Acute-on-chronic liver failure: A 20-year retrospective review of a tertiary paediatric liver centre.

Abstract

Acute-on-chronic liver failure (ACLF) is an acute deterioration of pre-existing chronic liver disease related to a precipitating event. We characterised paediatric ACLF at Birmingham Children's Hospital (BCH) utilising European Association of Liver Disease CLIF criteria, including prevalence, triggers and outcomes. All BCH patients from 2000 to 2020 with CLD who underwent initial liver transplant or died on the transplant waiting list or whilst too unwell to be listed were reviewed. From 2000 to 2020, 24 (4%) children with ACLF were identified. Death occurred in 18 (75%). Transplant occurred in 9 (36%), 3 of which died. ACLF triggers were sepsis organism negative 11 (46%), sepsis organism positive 8 (33%) and GI bleed 5 (17%).
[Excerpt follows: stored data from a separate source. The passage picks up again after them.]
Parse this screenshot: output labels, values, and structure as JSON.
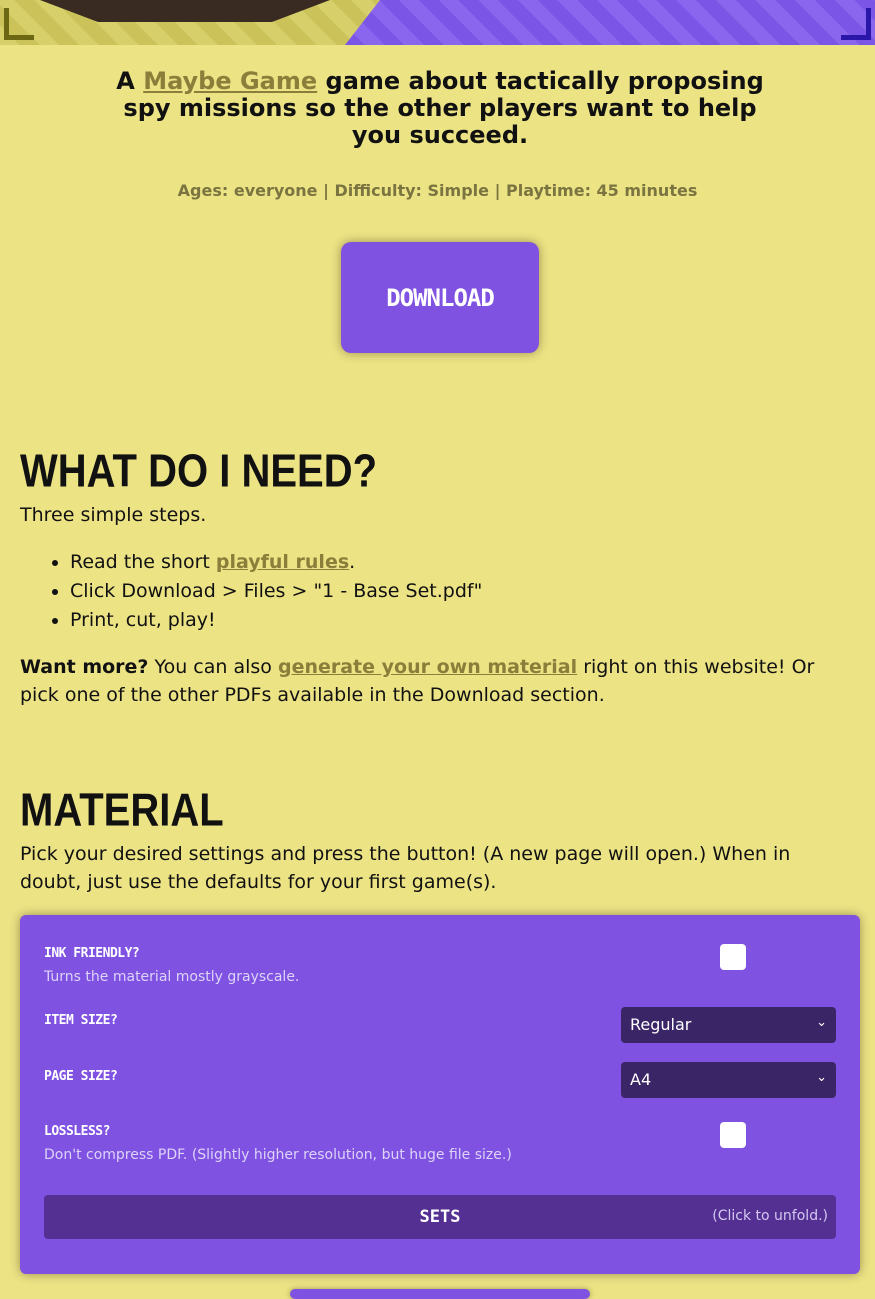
{
  "intro": {
    "tagline_prefix": "A",
    "game_link": "Maybe Game",
    "tagline_suffix": "game about tactically proposing spy missions so the other players want to help you succeed.",
    "meta": "Ages: everyone | Difficulty: Simple | Playtime: 45 minutes",
    "download_label": "DOWNLOAD"
  },
  "need": {
    "heading": "WHAT DO I NEED?",
    "intro": "Three simple steps.",
    "step1_prefix": "Read the short",
    "step1_link": "playful rules",
    "step1_suffix": ".",
    "step2": "Click Download > Files > \"1 - Base Set.pdf\"",
    "step3": "Print, cut, play!",
    "more_bold": "Want more?",
    "more_text1": "You can also",
    "more_link": "generate your own material",
    "more_text2": "right on this website! Or pick one of the other PDFs available in the Download section."
  },
  "material": {
    "heading": "MATERIAL",
    "intro": "Pick your desired settings and press the button! (A new page will open.) When in doubt, just use the defaults for your first game(s).",
    "ink_label": "INK FRIENDLY?",
    "ink_desc": "Turns the material mostly grayscale.",
    "item_size_label": "ITEM SIZE?",
    "item_size_value": "Regular",
    "page_size_label": "PAGE SIZE?",
    "page_size_value": "A4",
    "lossless_label": "LOSSLESS?",
    "lossless_desc": "Don't compress PDF. (Slightly higher resolution, but huge file size.)",
    "sets_label": "SETS",
    "sets_hint": "(Click to unfold.)"
  },
  "colors": {
    "background": "#ece385",
    "accent": "#7f52e2",
    "link": "#8a7e3a"
  }
}
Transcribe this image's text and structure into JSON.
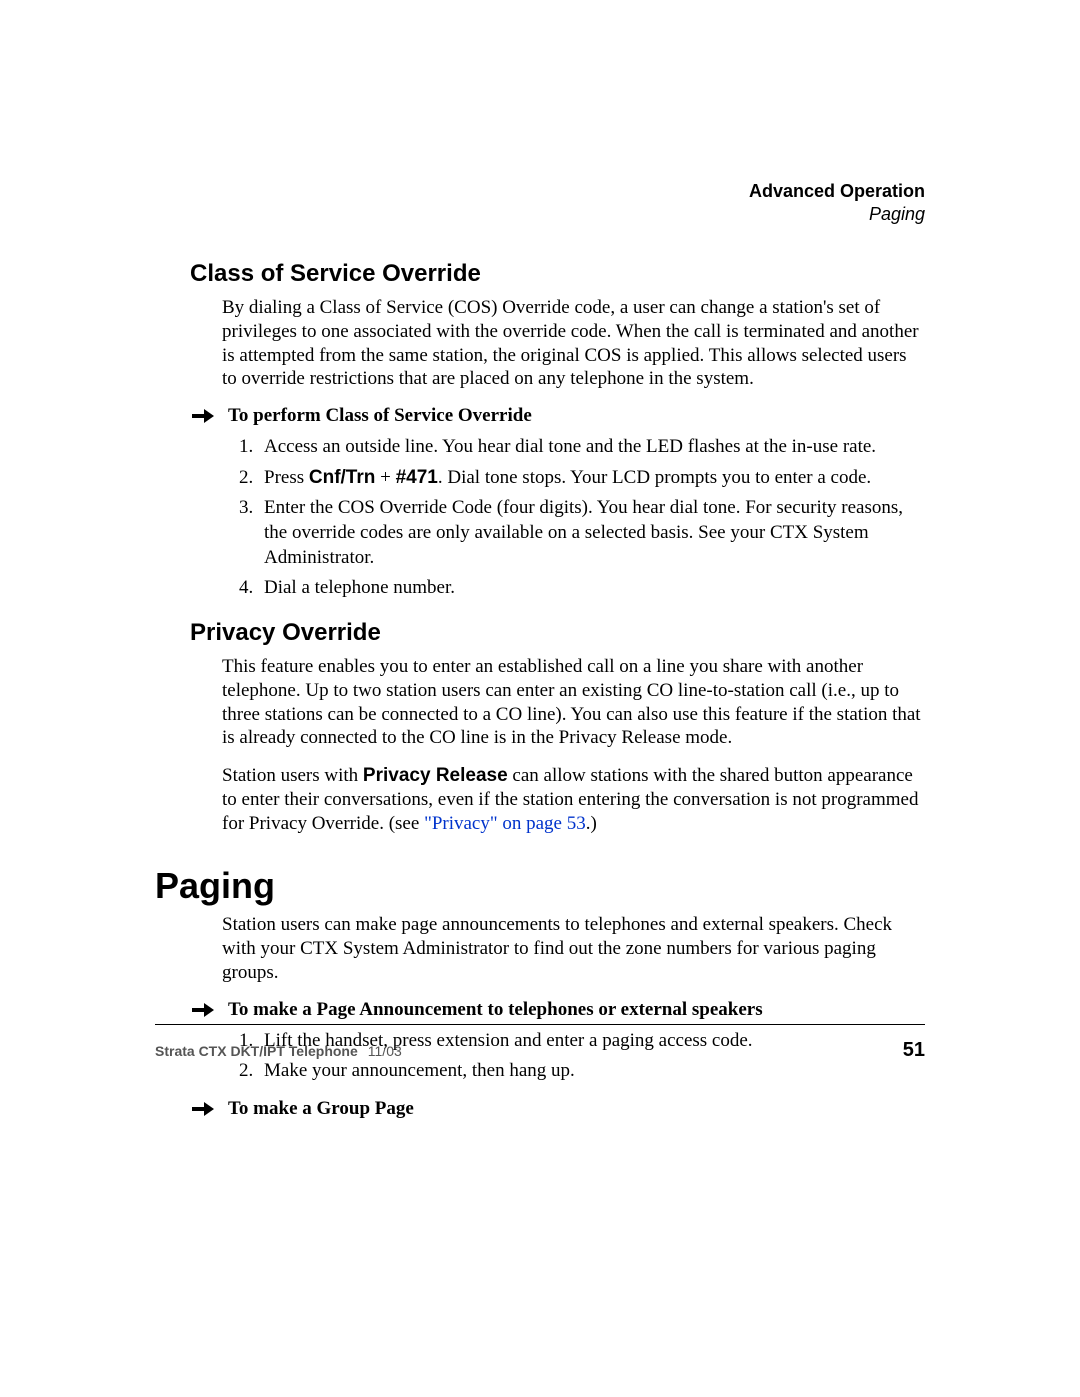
{
  "header": {
    "chapter": "Advanced Operation",
    "section": "Paging"
  },
  "sections": {
    "cos": {
      "title": "Class of Service Override",
      "intro": "By dialing a Class of Service (COS) Override code, a user can change a station's set of privileges to one associated with the override code. When the call is terminated and another is attempted from the same station, the original COS is applied. This allows selected users to override restrictions that are placed on any telephone in the system.",
      "proc_title": "To perform Class of Service Override",
      "steps": {
        "s1": "Access an outside line. You hear dial tone and the LED flashes at the in-use rate.",
        "s2_a": "Press ",
        "s2_cnf": "Cnf/Trn",
        "s2_b": " + ",
        "s2_code": "#471",
        "s2_c": ". Dial tone stops. Your LCD prompts you to enter a code.",
        "s3": "Enter the COS Override Code (four digits). You hear dial tone. For security reasons, the override codes are only available on a selected basis. See your CTX System Administrator.",
        "s4": "Dial a telephone number."
      }
    },
    "privacy": {
      "title": "Privacy Override",
      "p1": "This feature enables you to enter an established call on a line you share with another telephone. Up to two station users can enter an existing CO line-to-station call (i.e., up to three stations can be connected to a CO line). You can also use this feature if the station that is already connected to the CO line is in the Privacy Release mode.",
      "p2_a": "Station users with ",
      "p2_pr": "Privacy Release",
      "p2_b": " can allow stations with the shared button appearance to enter their conversations, even if the station entering the conversation is not programmed for Privacy Override. (see ",
      "p2_link": "\"Privacy\" on page 53",
      "p2_c": ".)"
    },
    "paging": {
      "title": "Paging",
      "intro": "Station users can make page announcements to telephones and external speakers. Check with your CTX System Administrator to find out the zone numbers for various paging groups.",
      "proc1_title": "To make a Page Announcement to telephones or external speakers",
      "proc1_steps": {
        "s1": "Lift the handset, press extension and enter a paging access code.",
        "s2": "Make your announcement, then hang up."
      },
      "proc2_title": "To make a Group Page"
    }
  },
  "footer": {
    "doc": "Strata CTX DKT/IPT Telephone",
    "date": "11/03",
    "page": "51"
  }
}
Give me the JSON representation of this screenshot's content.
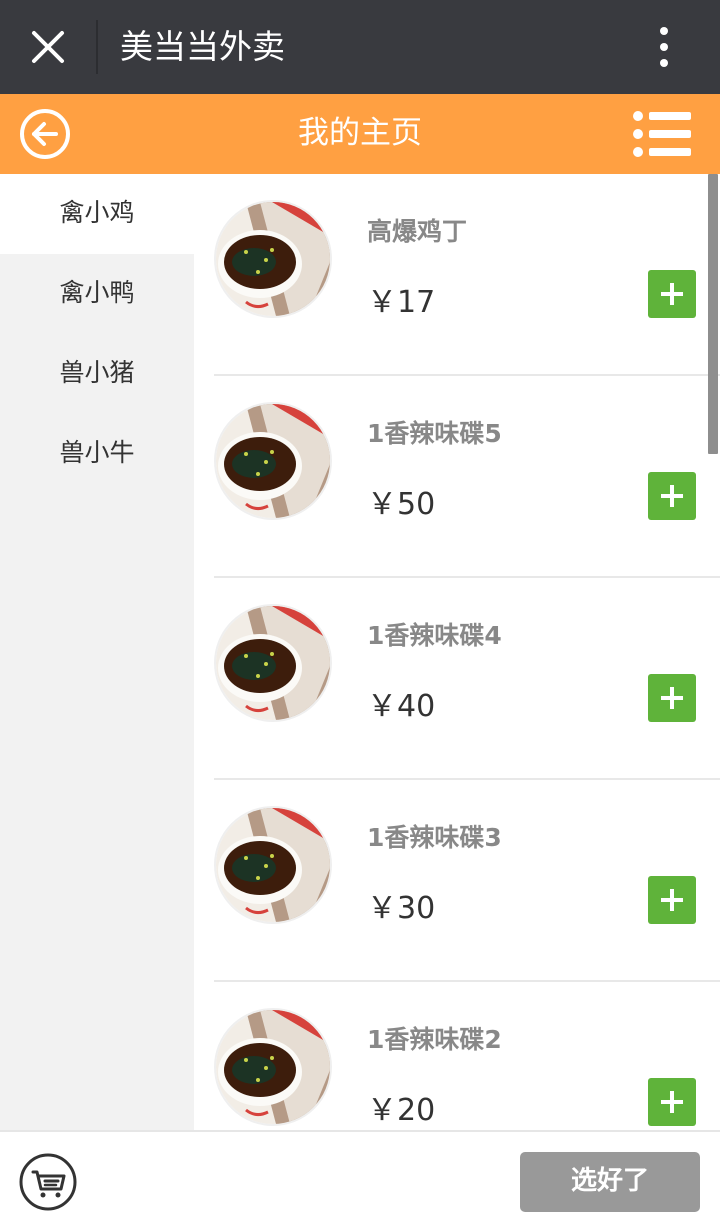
{
  "wechat_bar": {
    "title": "美当当外卖",
    "close_icon": "close-icon",
    "more_icon": "more-vertical-icon"
  },
  "header": {
    "title": "我的主页",
    "back_icon": "back-arrow-icon",
    "menu_icon": "list-menu-icon",
    "color": "#ffa042"
  },
  "sidebar": {
    "items": [
      {
        "label": "禽小鸡",
        "active": true
      },
      {
        "label": "禽小鸭",
        "active": false
      },
      {
        "label": "兽小猪",
        "active": false
      },
      {
        "label": "兽小牛",
        "active": false
      }
    ]
  },
  "products": [
    {
      "name": "高爆鸡丁",
      "price": "￥17",
      "image_icon": "food-bowl-image"
    },
    {
      "name": "1香辣味碟5",
      "price": "￥50",
      "image_icon": "food-bowl-image"
    },
    {
      "name": "1香辣味碟4",
      "price": "￥40",
      "image_icon": "food-bowl-image"
    },
    {
      "name": "1香辣味碟3",
      "price": "￥30",
      "image_icon": "food-bowl-image"
    },
    {
      "name": "1香辣味碟2",
      "price": "￥20",
      "image_icon": "food-bowl-image"
    }
  ],
  "add_button_color": "#5fb33a",
  "footer": {
    "cart_icon": "cart-icon",
    "done_label": "选好了"
  }
}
Bilirubin at the time of transplant/death in those with ACLF who lived compared with those who died was 529umol/L (381) versus 665 (210) (p=0.38), creatinine 138 umol/L (147) versus 67 (46) (p=0.41), PT 33sec (14) versus (32 (15) (p=0.72), Grade 3, 4hepatic encephalopathy 1 (17%) versus 10 (56%) (p=0.17), vasopressor use 1 (17%) versus 17 (94%) (p=0.001) and ventilation 3 (50%) versus 17 (94%) (p=0.035). Acute-on-chronic liver failure whilst infrequent has high rates of mortality. The use of vasopressors and ventilation is more frequent in those who die from ACLF.